7. Quenching your thirst
As well as food, Nara has an array of local tipples to try. The prefecture considers itself the home of sake (Japanese rice wine), so head to Harushika brewery to enjoy a tasting session for only ¥500. If beer is more your thing, drop into LBK Craft to sample a range of craft brews from local breweries. The speakeasy-style Lamp Bar is the perfect place to end an evening in style, enjoying original cocktails from one of the best bartenders in the world.
Extend your itinerary
While these attractions are Nara’s shining stars, there are a wealth of other interesting sights to explore if you have longer in the city. The Isui-en and Yoshiki-en zen gardens are ideal places for a contemplative stroll, whereas a walk around the old merchant neighbourhood of Naramachi gives you a glimpse at Nara of old. On a rainy day, exploring the world-class Buddhist art of the Nara National Museum is the perfect way to spend an afternoon, whilst the city’s narrow shopping arcades are perfect for picking up local arts and crafts, and deer-emblazoned souvenirs.

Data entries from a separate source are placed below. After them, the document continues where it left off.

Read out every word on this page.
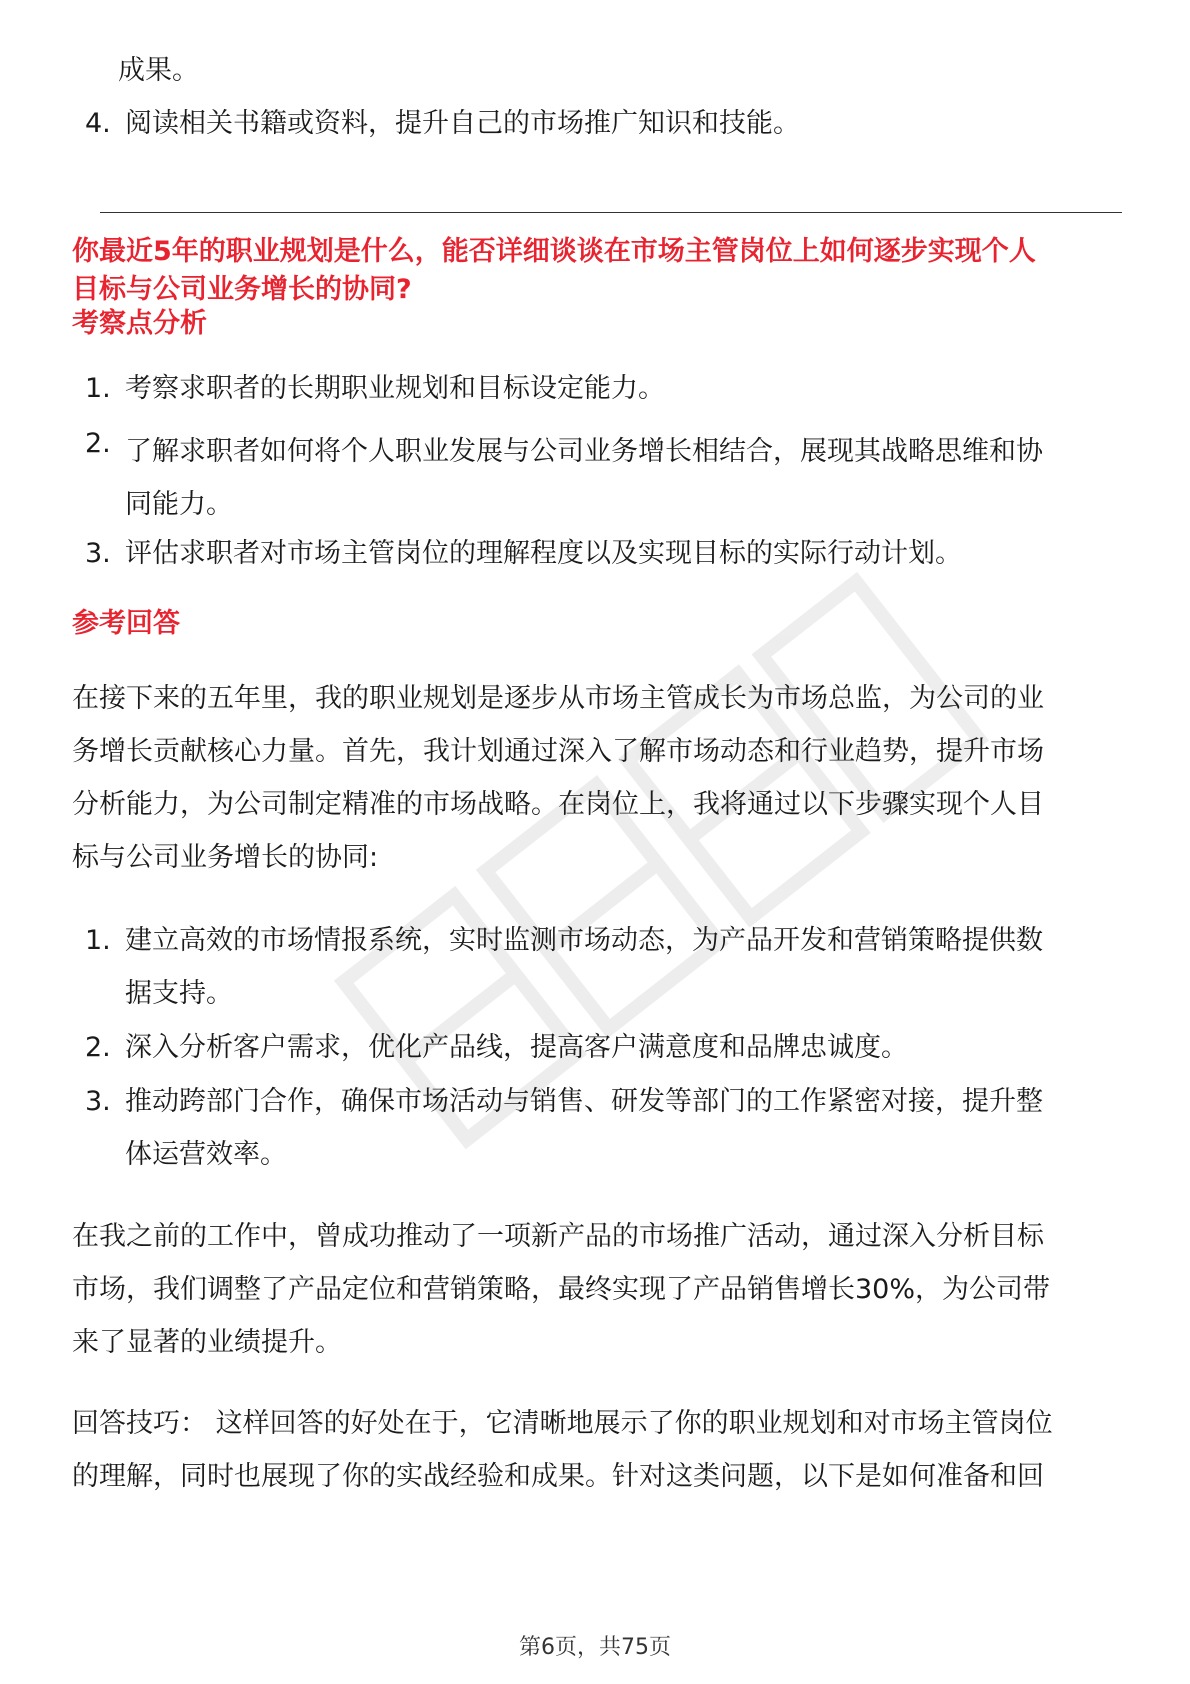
成果。
4. 阅读相关书籍或资料，提升自己的市场推广知识和技能。
你最近5年的职业规划是什么，能否详细谈谈在市场主管岗位上如何逐步实现个人
目标与公司业务增长的协同?
考察点分析
1. 考察求职者的长期职业规划和目标设定能力。
2. 了解求职者如何将个人职业发展与公司业务增长相结合，展现其战略思维和协
同能力。
3. 评估求职者对市场主管岗位的理解程度以及实现目标的实际行动计划。
参考回答
在接下来的五年里，我的职业规划是逐步从市场主管成长为市场总监，为公司的业
务增长贡献核心力量。首先，我计划通过深入了解市场动态和行业趋势，提升市场
分析能力，为公司制定精准的市场战略。在岗位上，我将通过以下步骤实现个人目
标与公司业务增长的协同:
1. 建立高效的市场情报系统，实时监测市场动态，为产品开发和营销策略提供数
据支持。
2. 深入分析客户需求，优化产品线，提高客户满意度和品牌忠诚度。
3. 推动跨部门合作，确保市场活动与销售、研发等部门的工作紧密对接，提升整
体运营效率。
在我之前的工作中，曾成功推动了一项新产品的市场推广活动，通过深入分析目标
市场，我们调整了产品定位和营销策略，最终实现了产品销售增长30%，为公司带
来了显著的业绩提升。
回答技巧： 这样回答的好处在于，它清晰地展示了你的职业规划和对市场主管岗位
的理解，同时也展现了你的实战经验和成果。针对这类问题，以下是如何准备和回
第6页，共75页
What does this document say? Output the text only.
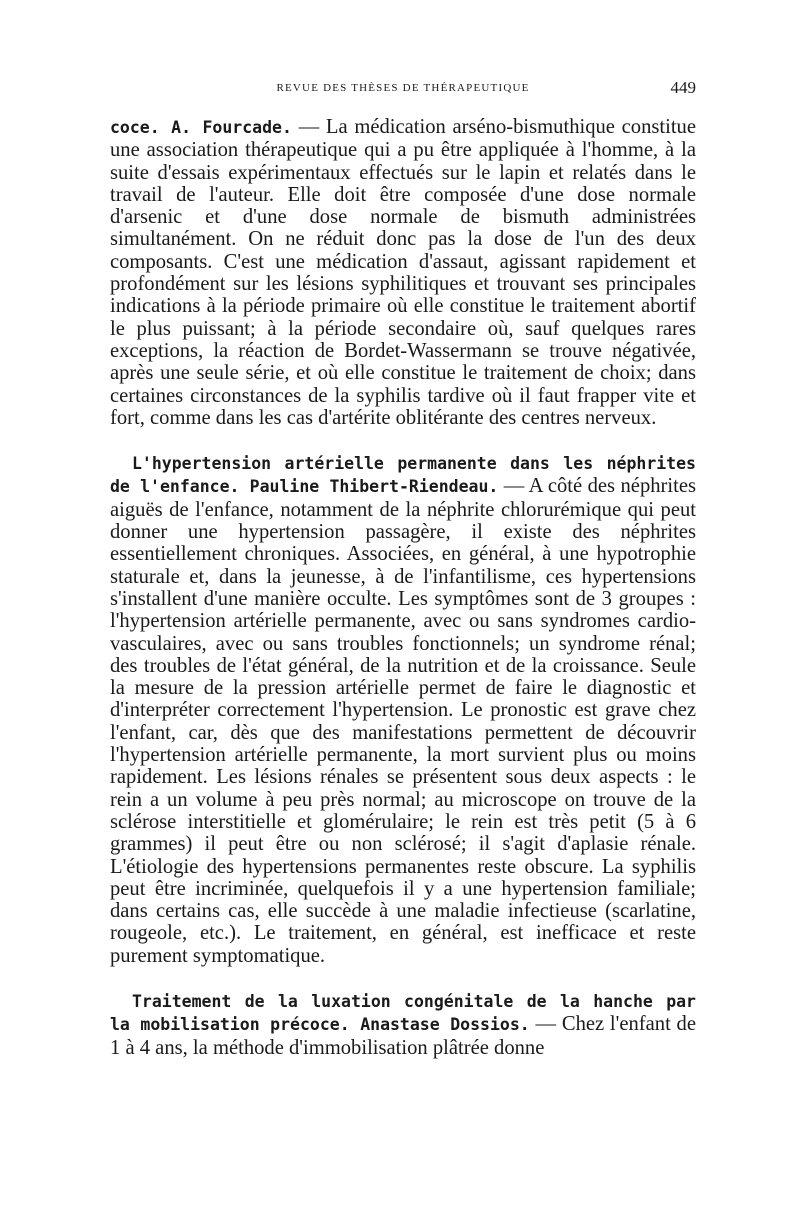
REVUE DES THÈSES DE THÉRAPEUTIQUE	449

coce. A. Fourcade. — La médication arséno-bismuthique constitue une association thérapeutique qui a pu être appliquée à l'homme, à la suite d'essais expérimentaux effectués sur le lapin et relatés dans le travail de l'auteur. Elle doit être composée d'une dose normale d'arsenic et d'une dose normale de bismuth administrées simultanément. On ne réduit donc pas la dose de l'un des deux composants. C'est une médication d'assaut, agissant rapidement et profondément sur les lésions syphilitiques et trouvant ses principales indications à la période primaire où elle constitue le traitement abortif le plus puissant; à la période secondaire où, sauf quelques rares exceptions, la réaction de Bordet-Wassermann se trouve négativée, après une seule série, et où elle constitue le traitement de choix; dans certaines circonstances de la syphilis tardive où il faut frapper vite et fort, comme dans les cas d'artérite oblitérante des centres nerveux.

L'hypertension artérielle permanente dans les néphrites de l'enfance. Pauline Thibert-Riendeau. — A côté des néphrites aiguës de l'enfance, notamment de la néphrite chlorurémique qui peut donner une hypertension passagère, il existe des néphrites essentiellement chroniques. Associées, en général, à une hypotrophie staturale et, dans la jeunesse, à de l'infantilisme, ces hypertensions s'installent d'une manière occulte. Les symptômes sont de 3 groupes : l'hypertension artérielle permanente, avec ou sans syndromes cardio-vasculaires, avec ou sans troubles fonctionnels; un syndrome rénal; des troubles de l'état général, de la nutrition et de la croissance. Seule la mesure de la pression artérielle permet de faire le diagnostic et d'interpréter correctement l'hypertension. Le pronostic est grave chez l'enfant, car, dès que des manifestations permettent de découvrir l'hypertension artérielle permanente, la mort survient plus ou moins rapidement. Les lésions rénales se présentent sous deux aspects : le rein a un volume à peu près normal; au microscope on trouve de la sclérose interstitielle et glomérulaire; le rein est très petit (5 à 6 grammes) il peut être ou non sclérosé; il s'agit d'aplasie rénale. L'étiologie des hypertensions permanentes reste obscure. La syphilis peut être incriminée, quelquefois il y a une hypertension familiale; dans certains cas, elle succède à une maladie infectieuse (scarlatine, rougeole, etc.). Le traitement, en général, est inefficace et reste purement symptomatique.

Traitement de la luxation congénitale de la hanche par la mobilisation précoce. Anastase Dossios. — Chez l'enfant de 1 à 4 ans, la méthode d'immobilisation plâtrée donne
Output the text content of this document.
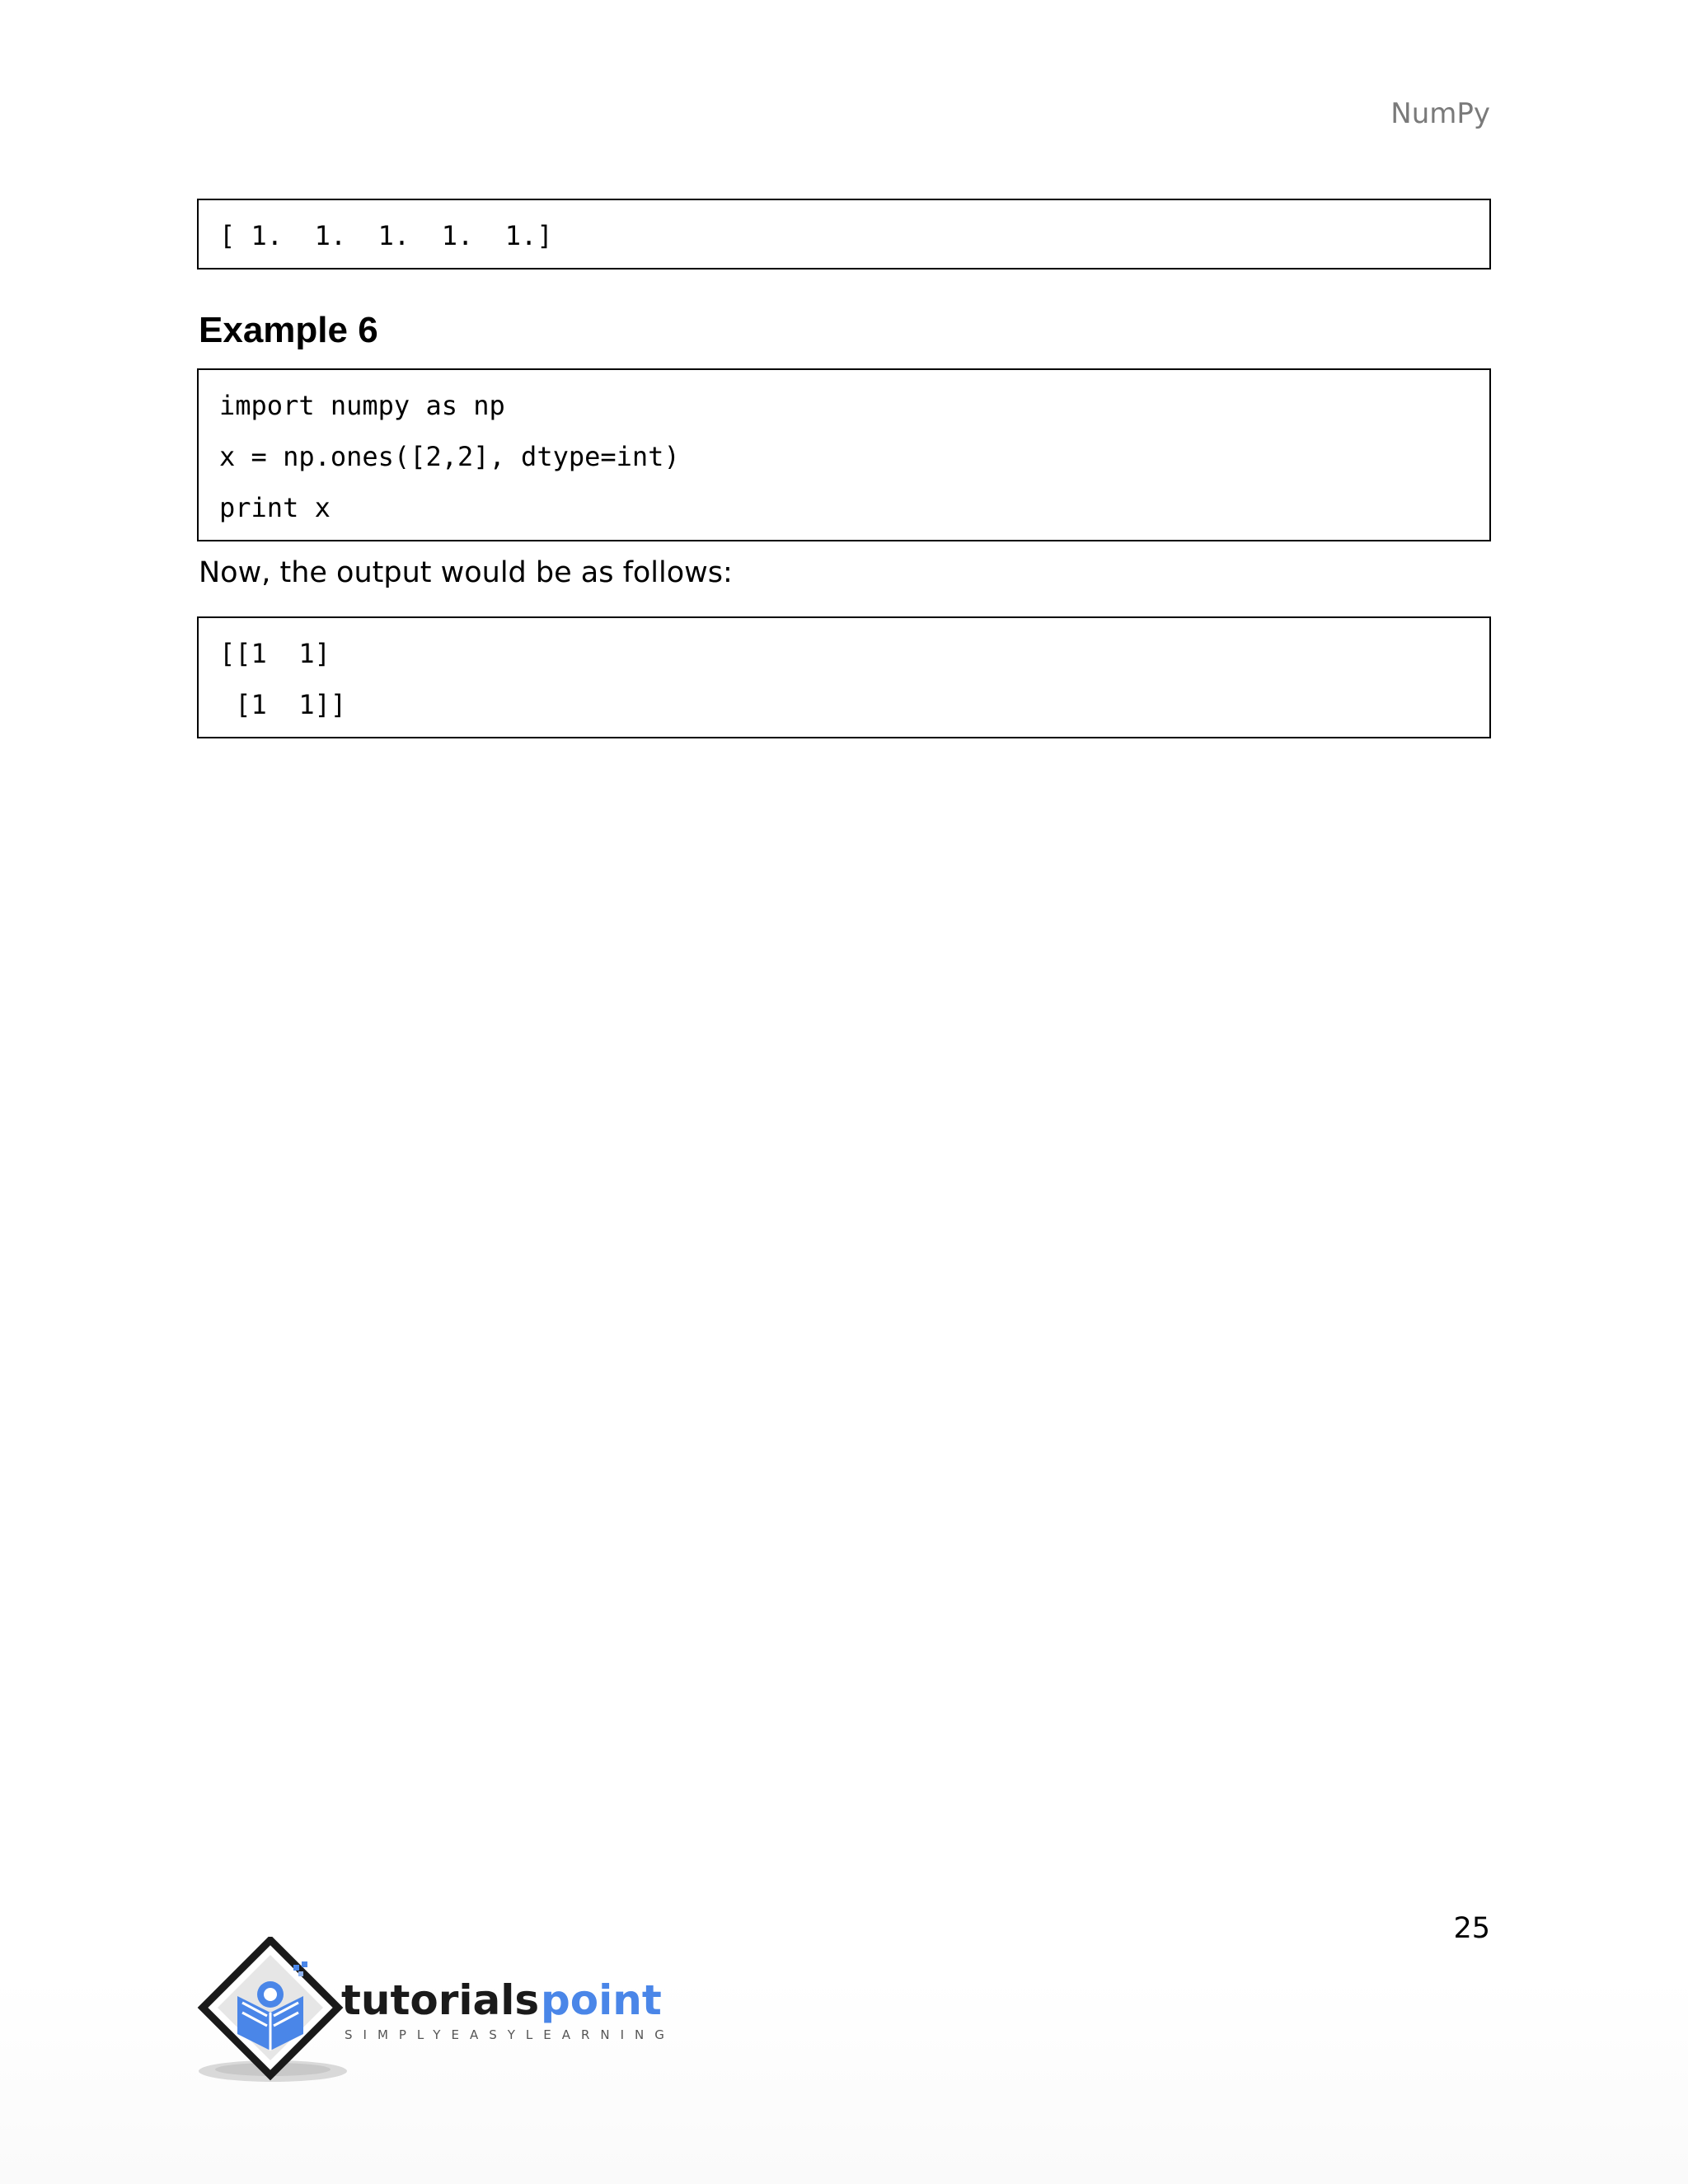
NumPy
[ 1.  1.  1.  1.  1.]
Example 6
import numpy as np
x = np.ones([2,2], dtype=int)
print x
Now, the output would be as follows:
[[1  1]
[1  1]]
25
tutorials point
SIMPLYEASYLEARNING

There are two main train stations in Nara city: Kintetsu Nara and JR Nara. Both are located in the city centre, within easy walking distance of Nara’s main attractions.
Direct trains run from Kyoto and Osaka to both stations, making it a convenient choice for a day trip from either city. However, to really get under Nara’s skin and find out what makes it so special, you’re going to want to make it an overnight trip at least.
If you’re coming from Tokyo, the best option is to take the shinkansen (bullet train) to Kyoto and continue your journey from there.